Jakarta (ANTARA) - Di tengah banyak terungkapnya kasus kekerasan seksual, pemerintah dan DPR terus bekerja keras memperjuangkan agar Rancangan Undang-undang Tindak Pidana Kekerasan Seksual (RUU TPKS) segera disahkan.
Pengesahan RUU TPKS sebelumnya sempat tertunda karena tidak disahkan di Rapat Paripurna DPR pada Kamis (16/12/2021), namun pada Selasa (18/1) akhirnya RUU TPKS disahkan oleh DPR sebagai RUU Inisiatif DPR.
Kini Daftar Inventarisasi Masalah (DIM) pemerintah pada RUU TPKS telah rampung disusun.
Pada Jumat (11/2) di Kementerian Sekretariat Negara, empat menteri yang ditunjuk untuk mengawal pembahasan di DPR, yaitu Menteri PPPA, Menteri Hukum dan HAM, Menteri Sosial dan Menteri Dalam Negeri, telah bersama-sama membubuhkan paraf persetujuan pada DIM RUU TPKS tersebut.
DIM selanjutnya disampaikan kepada Presiden RI melalui Kementerian Sekretariat Negara untuk selanjutnya diserahkan kepada DPR.
Total DIM pemerintah terdiri dari 588 DIM yang terdiri dari 167 tetap, 68 redaksional, 31 reposisi, 202 substansi, 120 substansi baru, yang terangkum dalam 12 bab 81 pasal.
DIM ini diklaim telah mengakomodir masukan dari kementerian lembaga terkait, jaringan masyarakat sipil dan berbagai pihak lainnya, sehingga benar-benar sudah komprehensif menjawab berbagai permasalahan yang terjadi di lapangan.
Baca juga: Kapolda Maluku copot Kapolsek Namrole, tegakkan aturan
Tidak tumpang tindih
Wakil Menteri Hukum dan HAM (Wamenkumham) Edward O.S Hiariej mengatakan bahwa pasal-pasal yang terdapat dalam RUU TPKS tidak akan tumpang tindih dengan peraturan dalam Undang-undang yang telah ada.
"Saya berani menjamin 100 persen tidak akan terjadi overlapping, tidak akan terjadi tumpang tindih dengan undang-undang yang existing," katanya.
RUU TPKS akan memuat hal-hal yang belum diatur dalam undang-undang yang telah ada, seperti Undang-undang Perlindungan Anak, Undang-undang Pemberantasan Tindak Pidana Perdagangan Orang dan Undang-undang Penghapusan Kekerasan dalam Rumah Tangga.
Edward menegaskan dalam menyusun DIM RUU TPKS, pemerintah melakukannya dengan seksama dan sangat teliti.
"Jadi kami menyandingkan apa yang sudah diatur dalam RUU KUHP, Undang-undang Perlindungan Anak, Undang-undang Pemberantasan Tindak Pidana Perdagangan Orang, Undang-undang Penghapusan Kekerasan dalam Rumah Tangga.
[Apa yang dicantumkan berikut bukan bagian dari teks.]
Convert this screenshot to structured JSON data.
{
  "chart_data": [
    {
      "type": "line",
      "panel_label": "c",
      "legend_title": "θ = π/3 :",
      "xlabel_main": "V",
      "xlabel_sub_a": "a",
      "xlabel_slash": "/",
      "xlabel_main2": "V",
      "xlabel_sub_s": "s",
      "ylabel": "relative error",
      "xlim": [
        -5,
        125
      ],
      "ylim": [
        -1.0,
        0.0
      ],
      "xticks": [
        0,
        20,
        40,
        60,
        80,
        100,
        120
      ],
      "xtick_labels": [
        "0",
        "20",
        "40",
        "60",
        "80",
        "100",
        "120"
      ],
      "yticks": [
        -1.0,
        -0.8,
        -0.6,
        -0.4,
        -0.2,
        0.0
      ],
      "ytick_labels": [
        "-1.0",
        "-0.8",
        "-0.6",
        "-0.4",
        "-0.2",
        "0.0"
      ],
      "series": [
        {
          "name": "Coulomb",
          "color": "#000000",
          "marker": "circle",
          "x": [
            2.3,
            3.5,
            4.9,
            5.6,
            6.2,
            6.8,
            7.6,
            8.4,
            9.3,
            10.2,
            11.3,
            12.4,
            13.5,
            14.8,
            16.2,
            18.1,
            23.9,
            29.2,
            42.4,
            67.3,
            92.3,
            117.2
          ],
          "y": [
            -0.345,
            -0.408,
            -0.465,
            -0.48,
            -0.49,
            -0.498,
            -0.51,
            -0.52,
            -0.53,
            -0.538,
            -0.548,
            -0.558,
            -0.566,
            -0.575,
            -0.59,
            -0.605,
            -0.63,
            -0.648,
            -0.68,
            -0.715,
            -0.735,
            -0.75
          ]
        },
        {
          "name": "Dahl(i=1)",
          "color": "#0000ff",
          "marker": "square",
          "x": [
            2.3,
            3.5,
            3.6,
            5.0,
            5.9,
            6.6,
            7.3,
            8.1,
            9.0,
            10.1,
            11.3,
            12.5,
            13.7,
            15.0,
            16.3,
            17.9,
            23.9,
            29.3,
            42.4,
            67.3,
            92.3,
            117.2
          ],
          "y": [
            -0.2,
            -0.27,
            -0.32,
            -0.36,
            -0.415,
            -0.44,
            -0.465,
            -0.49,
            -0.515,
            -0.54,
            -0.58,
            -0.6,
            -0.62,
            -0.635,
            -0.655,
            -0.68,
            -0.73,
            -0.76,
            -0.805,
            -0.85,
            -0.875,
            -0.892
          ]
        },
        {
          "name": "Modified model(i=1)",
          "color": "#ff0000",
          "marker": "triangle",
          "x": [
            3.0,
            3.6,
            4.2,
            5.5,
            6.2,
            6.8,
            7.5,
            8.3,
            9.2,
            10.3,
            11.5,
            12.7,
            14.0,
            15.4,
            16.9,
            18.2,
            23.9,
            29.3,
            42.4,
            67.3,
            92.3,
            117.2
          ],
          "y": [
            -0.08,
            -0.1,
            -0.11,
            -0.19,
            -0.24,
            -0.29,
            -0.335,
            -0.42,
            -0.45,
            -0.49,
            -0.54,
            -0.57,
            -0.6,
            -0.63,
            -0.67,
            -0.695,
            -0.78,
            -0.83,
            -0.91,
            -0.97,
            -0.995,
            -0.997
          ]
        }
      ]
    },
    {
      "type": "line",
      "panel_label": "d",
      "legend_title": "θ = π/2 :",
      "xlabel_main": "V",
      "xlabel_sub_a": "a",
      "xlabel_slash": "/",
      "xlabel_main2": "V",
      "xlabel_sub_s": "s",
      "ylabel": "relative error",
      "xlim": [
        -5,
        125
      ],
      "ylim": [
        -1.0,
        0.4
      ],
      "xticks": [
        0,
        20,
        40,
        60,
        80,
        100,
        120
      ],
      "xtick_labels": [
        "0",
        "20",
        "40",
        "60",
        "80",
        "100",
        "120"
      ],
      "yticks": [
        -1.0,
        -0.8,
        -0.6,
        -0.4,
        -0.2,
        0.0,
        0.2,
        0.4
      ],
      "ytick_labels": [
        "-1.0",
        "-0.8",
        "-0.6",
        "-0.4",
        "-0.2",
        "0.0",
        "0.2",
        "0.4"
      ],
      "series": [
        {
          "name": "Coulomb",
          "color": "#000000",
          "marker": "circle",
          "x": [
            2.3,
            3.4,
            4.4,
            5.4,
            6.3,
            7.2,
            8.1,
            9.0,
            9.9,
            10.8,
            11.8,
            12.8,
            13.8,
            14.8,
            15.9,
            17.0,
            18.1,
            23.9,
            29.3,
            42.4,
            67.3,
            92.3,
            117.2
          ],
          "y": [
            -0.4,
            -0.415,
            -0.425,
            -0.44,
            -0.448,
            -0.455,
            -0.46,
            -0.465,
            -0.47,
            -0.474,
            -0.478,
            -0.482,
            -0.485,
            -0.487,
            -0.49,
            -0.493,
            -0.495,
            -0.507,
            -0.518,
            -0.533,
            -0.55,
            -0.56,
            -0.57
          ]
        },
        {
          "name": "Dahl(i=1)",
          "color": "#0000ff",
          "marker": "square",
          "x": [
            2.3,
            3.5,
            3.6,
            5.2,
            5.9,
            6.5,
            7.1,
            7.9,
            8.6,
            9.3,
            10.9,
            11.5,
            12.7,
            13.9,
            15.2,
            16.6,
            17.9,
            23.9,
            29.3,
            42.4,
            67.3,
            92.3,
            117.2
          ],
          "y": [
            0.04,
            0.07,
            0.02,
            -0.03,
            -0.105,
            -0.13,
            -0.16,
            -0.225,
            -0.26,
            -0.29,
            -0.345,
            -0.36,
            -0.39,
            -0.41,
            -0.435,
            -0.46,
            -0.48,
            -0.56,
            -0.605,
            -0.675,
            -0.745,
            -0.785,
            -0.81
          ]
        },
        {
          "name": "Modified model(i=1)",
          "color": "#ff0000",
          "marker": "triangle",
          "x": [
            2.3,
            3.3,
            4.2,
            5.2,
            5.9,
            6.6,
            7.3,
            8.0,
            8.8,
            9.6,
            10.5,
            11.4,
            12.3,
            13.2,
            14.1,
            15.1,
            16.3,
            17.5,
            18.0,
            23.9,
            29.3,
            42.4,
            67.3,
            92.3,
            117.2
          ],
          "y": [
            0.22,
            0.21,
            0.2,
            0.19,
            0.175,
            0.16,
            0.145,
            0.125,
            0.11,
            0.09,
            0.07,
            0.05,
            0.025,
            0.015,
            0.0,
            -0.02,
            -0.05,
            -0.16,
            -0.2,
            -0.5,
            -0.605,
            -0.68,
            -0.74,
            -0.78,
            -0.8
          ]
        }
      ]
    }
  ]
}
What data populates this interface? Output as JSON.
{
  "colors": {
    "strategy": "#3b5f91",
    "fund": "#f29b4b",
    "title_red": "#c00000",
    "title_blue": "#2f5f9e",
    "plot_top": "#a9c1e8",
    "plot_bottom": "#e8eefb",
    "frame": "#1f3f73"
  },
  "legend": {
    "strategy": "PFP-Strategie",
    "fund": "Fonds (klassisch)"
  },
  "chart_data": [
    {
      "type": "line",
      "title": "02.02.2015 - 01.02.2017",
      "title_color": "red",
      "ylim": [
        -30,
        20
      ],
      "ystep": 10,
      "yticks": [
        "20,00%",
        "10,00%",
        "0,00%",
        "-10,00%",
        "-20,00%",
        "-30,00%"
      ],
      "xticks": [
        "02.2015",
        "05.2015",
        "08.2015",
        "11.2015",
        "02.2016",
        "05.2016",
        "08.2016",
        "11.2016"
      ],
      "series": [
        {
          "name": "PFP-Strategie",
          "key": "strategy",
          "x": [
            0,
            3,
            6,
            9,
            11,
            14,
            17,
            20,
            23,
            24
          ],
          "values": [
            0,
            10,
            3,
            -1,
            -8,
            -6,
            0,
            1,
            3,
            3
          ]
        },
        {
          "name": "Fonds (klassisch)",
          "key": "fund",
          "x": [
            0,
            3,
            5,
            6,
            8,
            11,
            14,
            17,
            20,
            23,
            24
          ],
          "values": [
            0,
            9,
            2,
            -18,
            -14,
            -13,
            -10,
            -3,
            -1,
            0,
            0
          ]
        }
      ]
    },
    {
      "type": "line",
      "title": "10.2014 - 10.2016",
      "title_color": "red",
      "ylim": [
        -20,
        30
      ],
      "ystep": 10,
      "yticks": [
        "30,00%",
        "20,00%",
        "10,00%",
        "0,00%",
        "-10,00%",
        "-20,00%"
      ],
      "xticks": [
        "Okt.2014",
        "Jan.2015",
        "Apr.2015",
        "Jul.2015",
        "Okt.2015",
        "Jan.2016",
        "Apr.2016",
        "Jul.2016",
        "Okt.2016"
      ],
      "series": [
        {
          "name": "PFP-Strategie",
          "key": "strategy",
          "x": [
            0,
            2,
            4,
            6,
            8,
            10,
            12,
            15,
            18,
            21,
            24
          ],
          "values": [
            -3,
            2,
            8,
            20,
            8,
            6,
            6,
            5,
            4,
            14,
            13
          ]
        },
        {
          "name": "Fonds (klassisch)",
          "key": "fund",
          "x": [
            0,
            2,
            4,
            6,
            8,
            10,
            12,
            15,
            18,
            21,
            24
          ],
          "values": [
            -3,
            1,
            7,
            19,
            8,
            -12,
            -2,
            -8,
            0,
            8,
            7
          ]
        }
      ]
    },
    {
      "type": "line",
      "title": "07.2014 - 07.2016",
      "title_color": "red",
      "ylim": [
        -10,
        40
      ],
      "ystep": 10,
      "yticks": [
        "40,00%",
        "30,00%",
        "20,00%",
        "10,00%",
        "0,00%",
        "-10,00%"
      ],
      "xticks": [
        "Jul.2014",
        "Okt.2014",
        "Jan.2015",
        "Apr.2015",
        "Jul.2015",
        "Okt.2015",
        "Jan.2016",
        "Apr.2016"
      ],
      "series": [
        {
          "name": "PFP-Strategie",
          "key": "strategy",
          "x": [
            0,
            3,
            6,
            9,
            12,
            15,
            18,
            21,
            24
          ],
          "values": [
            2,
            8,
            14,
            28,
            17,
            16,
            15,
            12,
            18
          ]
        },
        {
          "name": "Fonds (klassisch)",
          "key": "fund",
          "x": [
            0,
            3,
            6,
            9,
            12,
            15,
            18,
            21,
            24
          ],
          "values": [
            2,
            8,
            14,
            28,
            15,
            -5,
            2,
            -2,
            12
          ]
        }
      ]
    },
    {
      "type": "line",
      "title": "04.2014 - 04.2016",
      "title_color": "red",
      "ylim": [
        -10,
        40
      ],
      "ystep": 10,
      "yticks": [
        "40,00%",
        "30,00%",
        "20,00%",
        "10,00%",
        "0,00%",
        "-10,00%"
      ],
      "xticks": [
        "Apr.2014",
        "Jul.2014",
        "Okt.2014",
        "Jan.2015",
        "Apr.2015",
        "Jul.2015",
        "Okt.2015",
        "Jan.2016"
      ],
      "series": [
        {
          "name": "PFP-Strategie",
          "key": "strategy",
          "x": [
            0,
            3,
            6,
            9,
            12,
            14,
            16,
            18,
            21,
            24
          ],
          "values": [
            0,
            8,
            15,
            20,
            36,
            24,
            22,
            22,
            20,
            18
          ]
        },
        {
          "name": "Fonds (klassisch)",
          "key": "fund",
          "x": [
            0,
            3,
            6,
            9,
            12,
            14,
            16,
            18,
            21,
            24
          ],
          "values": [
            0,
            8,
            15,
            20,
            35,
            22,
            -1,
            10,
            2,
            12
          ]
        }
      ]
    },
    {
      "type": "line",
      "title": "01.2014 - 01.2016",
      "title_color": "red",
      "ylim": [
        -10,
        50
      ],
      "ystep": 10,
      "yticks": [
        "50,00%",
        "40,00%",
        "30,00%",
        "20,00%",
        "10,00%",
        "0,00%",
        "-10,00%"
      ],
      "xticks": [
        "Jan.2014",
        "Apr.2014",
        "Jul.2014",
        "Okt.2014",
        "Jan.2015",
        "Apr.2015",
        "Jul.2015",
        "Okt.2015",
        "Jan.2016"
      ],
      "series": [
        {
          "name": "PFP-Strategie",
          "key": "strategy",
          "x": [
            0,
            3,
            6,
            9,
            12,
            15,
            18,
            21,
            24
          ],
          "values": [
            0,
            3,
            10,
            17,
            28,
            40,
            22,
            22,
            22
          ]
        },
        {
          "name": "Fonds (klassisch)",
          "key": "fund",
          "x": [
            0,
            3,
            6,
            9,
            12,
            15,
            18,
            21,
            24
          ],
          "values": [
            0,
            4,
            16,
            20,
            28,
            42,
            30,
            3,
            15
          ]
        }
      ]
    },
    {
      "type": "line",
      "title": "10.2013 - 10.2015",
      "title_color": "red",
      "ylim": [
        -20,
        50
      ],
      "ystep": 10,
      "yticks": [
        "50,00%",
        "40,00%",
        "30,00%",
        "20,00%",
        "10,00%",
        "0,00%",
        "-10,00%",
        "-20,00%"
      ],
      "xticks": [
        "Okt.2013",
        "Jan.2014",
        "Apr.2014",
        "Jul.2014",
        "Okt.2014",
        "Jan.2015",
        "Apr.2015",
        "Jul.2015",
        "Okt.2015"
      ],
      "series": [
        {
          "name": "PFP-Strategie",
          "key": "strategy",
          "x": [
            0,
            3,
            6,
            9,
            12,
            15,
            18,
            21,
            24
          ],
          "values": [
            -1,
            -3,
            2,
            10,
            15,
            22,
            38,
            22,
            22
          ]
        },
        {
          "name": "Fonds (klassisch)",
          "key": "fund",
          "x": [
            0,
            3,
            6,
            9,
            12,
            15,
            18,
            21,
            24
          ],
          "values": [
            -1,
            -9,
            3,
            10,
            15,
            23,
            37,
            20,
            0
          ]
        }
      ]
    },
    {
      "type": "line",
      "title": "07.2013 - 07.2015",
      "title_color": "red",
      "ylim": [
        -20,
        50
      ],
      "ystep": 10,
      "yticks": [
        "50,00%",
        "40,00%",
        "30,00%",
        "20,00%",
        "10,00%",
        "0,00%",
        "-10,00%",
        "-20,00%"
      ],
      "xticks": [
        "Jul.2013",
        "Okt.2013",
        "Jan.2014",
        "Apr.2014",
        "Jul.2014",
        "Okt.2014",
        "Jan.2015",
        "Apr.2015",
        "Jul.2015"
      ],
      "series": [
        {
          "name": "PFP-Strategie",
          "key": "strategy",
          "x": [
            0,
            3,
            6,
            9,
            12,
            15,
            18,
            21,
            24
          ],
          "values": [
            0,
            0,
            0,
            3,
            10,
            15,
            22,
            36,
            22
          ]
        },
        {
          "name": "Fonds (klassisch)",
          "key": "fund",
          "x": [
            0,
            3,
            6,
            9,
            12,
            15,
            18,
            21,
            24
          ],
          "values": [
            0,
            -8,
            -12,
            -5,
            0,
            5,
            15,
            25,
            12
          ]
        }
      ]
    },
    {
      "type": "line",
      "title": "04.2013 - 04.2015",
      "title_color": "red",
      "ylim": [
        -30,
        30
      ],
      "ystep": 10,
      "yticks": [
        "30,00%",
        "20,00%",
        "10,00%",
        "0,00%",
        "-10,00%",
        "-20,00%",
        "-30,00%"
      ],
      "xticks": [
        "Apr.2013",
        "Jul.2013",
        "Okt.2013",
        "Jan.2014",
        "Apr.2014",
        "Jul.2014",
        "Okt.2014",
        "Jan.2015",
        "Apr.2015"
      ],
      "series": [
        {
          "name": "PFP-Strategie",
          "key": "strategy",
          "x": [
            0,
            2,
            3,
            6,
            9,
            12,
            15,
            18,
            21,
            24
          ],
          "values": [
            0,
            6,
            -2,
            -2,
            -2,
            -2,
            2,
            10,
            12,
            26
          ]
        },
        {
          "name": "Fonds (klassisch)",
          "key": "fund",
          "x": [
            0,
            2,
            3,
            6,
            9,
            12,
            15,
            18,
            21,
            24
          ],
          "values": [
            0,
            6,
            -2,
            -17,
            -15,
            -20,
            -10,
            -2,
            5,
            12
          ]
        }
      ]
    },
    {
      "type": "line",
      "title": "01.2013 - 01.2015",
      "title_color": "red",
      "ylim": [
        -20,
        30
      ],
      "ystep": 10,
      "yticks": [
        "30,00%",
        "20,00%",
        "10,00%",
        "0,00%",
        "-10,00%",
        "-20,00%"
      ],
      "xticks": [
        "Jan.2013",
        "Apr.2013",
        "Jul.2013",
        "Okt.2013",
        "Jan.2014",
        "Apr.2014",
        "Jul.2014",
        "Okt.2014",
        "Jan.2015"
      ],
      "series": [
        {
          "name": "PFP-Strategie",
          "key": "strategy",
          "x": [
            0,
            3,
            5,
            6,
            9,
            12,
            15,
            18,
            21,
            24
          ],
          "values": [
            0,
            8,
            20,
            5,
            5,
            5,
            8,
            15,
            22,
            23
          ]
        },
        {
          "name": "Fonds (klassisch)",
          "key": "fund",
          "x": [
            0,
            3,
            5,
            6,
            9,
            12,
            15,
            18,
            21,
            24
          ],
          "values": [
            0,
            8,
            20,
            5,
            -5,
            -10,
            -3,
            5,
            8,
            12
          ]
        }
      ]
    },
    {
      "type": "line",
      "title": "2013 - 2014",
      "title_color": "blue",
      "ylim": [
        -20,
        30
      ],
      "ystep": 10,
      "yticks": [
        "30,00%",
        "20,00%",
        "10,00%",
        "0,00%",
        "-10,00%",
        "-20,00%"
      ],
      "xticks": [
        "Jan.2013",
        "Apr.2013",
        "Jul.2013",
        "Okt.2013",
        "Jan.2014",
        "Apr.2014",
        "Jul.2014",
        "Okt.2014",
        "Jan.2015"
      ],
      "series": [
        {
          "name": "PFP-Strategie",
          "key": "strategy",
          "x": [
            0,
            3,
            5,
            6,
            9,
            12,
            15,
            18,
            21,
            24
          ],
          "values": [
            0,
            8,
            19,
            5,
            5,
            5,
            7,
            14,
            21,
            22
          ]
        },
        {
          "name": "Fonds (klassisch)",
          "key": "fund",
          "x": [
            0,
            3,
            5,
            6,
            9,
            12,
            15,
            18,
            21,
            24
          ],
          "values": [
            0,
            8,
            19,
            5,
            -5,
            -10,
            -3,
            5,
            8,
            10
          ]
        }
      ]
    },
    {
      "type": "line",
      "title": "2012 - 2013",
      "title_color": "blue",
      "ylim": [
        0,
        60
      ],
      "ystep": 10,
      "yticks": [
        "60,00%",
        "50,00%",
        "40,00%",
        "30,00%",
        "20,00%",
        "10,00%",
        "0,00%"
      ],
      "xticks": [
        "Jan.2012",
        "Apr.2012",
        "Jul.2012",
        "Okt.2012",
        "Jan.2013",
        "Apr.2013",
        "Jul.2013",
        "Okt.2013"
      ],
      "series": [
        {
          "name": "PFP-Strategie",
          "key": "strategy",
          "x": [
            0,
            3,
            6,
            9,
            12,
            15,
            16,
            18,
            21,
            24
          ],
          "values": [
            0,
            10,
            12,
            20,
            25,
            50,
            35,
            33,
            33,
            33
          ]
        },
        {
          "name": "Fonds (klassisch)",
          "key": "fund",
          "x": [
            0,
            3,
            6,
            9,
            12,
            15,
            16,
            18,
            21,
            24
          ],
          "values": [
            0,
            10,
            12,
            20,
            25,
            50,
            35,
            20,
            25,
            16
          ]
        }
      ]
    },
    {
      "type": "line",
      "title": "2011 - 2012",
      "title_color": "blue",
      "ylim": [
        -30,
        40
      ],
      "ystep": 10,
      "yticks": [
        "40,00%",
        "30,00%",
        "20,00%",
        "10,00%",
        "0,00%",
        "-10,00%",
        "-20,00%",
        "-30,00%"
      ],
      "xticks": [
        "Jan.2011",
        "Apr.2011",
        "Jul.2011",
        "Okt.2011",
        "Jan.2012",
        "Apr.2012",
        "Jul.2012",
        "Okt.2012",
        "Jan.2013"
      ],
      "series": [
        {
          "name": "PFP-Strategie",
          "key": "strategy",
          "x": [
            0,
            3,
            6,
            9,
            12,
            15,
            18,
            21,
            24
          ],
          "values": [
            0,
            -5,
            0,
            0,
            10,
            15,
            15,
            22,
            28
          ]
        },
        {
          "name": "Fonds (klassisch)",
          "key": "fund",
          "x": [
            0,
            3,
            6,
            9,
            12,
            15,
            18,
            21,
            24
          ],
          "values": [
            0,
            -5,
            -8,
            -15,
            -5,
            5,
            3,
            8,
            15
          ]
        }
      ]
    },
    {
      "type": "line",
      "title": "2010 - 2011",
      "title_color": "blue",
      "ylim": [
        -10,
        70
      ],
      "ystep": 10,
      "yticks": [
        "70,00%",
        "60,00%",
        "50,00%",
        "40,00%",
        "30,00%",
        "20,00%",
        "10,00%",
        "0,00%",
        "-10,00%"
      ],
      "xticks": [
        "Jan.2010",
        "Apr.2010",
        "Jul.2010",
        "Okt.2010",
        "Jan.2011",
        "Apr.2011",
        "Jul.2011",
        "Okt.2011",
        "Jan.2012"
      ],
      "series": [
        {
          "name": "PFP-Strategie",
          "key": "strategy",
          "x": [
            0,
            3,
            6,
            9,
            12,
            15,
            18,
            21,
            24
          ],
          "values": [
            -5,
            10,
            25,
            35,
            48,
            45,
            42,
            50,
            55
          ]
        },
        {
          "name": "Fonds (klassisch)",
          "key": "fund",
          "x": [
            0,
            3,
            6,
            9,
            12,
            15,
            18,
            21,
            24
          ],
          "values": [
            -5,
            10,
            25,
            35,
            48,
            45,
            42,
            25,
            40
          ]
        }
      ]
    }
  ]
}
Itu tidak akan diatur di dalam undang-undang ini," kata Wamenkumham.
Pihaknya menjelaskan DPR mengusulkan ada lima bentuk tindak pidana kekerasan seksual dalam RUU TPKS. Pemerintah kemudian menambahkan dua bentuk tindak pidana kekerasan seksual menjadi berjumlah tujuh bentuk tindak pidana kekerasan seksual, mulai dari pelecehan seksual fisik, pelecehan seksual nonfisik, pemaksaan kontrasepsi, pemaksaan sterilisasi, pemaksaan perkawinan, perbudakan seksual dan penyiksaan seksual.
Setelah penyusunan DIM selesai, kini "bola panas" berikutnya ada di DPR.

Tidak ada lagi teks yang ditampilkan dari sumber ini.